Con la decisione del Tribunale di Milano la posizione di Silvio Berlusconi
non c’entra per nulla. Quella non poteva essere diversa per qualsiasi altro
imputato. La decisione sarebbe di ordinaria amministrazione se un pubblico
intervento di Francesco Saverio Borrelli non l’avesse trasformata in una
questione di principio. Il procuratore di Milano infatti ha ritenuto «abbastanza
singolare che la Fininvest proclami di non essere stata in condizione di
costituirsi parte civile» dato che «tutta l’Italia, probabilmente
tutta l’Europa, sapeva del processo. L’unica a non sapere nulla era la
Fininvest». Va detto in tutta chiarezza che questa affermazione è
assai
grave. E’ verissimo che quello dei legali di Berlusconi è stato
un cavillo, ma tutti sanno che sono innumerevoli i processi vinti con argomenti
di procedura. Il dovere di un giudice e di un procuratore è di osservare
la lettera della legge, e cercare di far credere all’opinione pubblica
che la lettura dei giornali possa sostituire un atto obbligatorio di un
magistrato è un comportamento inaccettabile. La lettera della legge
va rispettata, naturalmente può essere interpretata, ma nel caso
in questione non c’è niente da interpretare. Che un procuratore,
importante o no, ironizzi su queste cose è francamente inaccettabile.

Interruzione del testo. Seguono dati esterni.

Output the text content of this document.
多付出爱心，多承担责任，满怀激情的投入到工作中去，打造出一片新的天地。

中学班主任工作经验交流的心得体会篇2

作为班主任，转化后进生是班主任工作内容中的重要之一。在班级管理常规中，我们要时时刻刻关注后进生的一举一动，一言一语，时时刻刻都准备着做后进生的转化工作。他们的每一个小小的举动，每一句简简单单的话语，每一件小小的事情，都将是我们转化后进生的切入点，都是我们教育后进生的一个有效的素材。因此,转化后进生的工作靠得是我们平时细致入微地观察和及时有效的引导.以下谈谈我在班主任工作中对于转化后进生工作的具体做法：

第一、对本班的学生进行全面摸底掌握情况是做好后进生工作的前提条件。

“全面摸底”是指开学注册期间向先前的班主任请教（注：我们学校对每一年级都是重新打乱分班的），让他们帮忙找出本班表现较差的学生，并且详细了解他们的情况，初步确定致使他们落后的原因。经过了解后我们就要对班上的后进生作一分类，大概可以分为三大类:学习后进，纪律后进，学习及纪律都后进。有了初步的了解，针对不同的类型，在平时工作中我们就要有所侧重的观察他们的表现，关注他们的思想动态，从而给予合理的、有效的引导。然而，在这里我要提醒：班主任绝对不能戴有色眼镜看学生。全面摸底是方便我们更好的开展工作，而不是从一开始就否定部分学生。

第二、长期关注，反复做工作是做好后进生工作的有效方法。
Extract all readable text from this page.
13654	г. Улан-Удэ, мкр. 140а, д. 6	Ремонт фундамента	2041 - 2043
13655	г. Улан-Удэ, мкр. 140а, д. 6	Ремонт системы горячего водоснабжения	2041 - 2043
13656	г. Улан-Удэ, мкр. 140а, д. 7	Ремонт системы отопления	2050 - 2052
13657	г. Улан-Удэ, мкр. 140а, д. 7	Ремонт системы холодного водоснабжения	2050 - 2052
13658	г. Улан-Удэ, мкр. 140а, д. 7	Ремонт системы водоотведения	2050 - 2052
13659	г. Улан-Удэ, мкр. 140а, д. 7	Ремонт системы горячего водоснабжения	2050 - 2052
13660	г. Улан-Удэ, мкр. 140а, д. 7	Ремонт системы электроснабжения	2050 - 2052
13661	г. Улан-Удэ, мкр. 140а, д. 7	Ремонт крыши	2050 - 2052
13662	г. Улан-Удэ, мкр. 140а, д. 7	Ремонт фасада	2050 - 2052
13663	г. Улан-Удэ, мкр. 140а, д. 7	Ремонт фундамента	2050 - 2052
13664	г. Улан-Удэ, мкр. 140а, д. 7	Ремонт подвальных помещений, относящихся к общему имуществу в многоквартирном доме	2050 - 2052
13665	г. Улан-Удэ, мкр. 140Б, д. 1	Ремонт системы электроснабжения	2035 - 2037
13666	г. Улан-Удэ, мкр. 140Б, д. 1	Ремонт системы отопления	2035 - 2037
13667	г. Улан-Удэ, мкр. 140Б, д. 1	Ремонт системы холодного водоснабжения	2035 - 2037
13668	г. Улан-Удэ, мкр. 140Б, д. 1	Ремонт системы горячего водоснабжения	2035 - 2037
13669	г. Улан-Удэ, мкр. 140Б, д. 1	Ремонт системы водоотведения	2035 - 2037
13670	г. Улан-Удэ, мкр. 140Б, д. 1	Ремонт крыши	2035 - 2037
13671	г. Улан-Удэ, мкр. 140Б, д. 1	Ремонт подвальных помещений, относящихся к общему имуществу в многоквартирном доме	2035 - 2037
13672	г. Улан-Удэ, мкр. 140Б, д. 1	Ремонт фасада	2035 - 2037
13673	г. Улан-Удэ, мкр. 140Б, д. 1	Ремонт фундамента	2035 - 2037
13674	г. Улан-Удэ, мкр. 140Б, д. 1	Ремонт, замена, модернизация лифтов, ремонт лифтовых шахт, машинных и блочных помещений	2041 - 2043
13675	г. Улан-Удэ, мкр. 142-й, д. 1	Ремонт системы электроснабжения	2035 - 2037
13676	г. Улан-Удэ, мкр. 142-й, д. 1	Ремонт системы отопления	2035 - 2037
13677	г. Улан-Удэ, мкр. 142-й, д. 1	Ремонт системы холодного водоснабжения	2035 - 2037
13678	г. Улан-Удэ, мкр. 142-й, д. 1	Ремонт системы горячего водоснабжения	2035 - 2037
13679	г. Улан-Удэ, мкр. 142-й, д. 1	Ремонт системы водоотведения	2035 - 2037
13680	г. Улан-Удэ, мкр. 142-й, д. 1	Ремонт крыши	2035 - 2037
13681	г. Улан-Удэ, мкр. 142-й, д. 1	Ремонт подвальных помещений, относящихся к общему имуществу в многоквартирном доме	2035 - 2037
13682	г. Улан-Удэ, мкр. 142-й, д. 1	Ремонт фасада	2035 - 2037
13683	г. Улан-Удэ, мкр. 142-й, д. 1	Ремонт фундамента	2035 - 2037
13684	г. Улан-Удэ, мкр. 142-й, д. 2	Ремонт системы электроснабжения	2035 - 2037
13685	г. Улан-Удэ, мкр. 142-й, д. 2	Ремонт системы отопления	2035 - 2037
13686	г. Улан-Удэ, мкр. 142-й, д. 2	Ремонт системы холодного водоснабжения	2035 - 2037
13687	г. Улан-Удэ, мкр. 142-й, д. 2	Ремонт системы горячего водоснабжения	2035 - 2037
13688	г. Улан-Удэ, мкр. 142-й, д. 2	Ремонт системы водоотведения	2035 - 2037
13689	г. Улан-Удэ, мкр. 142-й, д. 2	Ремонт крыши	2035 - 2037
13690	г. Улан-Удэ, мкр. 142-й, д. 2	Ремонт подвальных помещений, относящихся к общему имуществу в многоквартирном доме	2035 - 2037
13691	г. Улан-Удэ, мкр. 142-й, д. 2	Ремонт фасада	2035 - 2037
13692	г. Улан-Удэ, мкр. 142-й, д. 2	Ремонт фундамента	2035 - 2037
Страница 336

Bene ha fatto quindi il Tribunale di Milano ad accogliere l’eccezione;
quanto alla divisione in due del processo procedendo per il finanziamento
ai partiti e ricominciando per la corruzione, si tratta di questione che
potrà essere affrontata nel dibattimento e risolta sul terreno della
procedura.
Anche la sentenza della Cassazione pone una questione di principio,
ed è il valore della prova. Che Craxi non potesse non sapere, e
che per questo e solo per questo doveva essere perseguito, è scritto
in tutte lettere nelle richieste di autorizzazione a procedere avanzate
alla Camera dei deputati dalla Procura di Milano. La Cassazione ha affermato
il principio che bisogna in ogni caso provare che l’imputato fosse a conoscenza
dei fatti e fosse corresponsabile di comportamenti illegali e che la relativa
prova in questo caso manca del tutto. Si afferma così un principio
che l’opinione pubblica spesso trascura, e cioè che le deduzioni
non sono prove e che l’onere di queste spetta al pubblico ministero. Questo
è alla base del processo accusatorio e dobbiamo tenere ben fermo
il principio, altrimenti si finisce per cadere nella cultura del sospetto
e non si pone limite alle possibilità di arbitrio. E’ curioso che
gli oppositori
della separazione delle carriere agitino lo spettro del pubblico ministero-poliziotto
e non dicano niente sul fatto che il processo inquisitorio in cui il pm
accusa e l’onere della prova ricade sull’imputato, porta tutte le stigmate
dell’inquisizione poliziesca.
In realtà ci siamo imbattuti in due questioni fondamentali per
la difesa dello Stato di diritto. Che i due fatti siano segnale di un certo
modo di comportarsi è possibile ed è cosa che deve anch’essa
fare riflettere. E qui si pone la questione di quello che Governo, Parlamento
e Consiglio superiore della magistratura fanno per uscire da questa situazione.
Nei casi in esame non si tratta di fare nuove leggi ma di farle rispettare.
Chi ha mostrato disinvolture eccessive, per non dire altro, nell’osservanza
delle procedure, deve sapere che deve rispondere di questo, s’intende nei
modi stabiliti dalla legge.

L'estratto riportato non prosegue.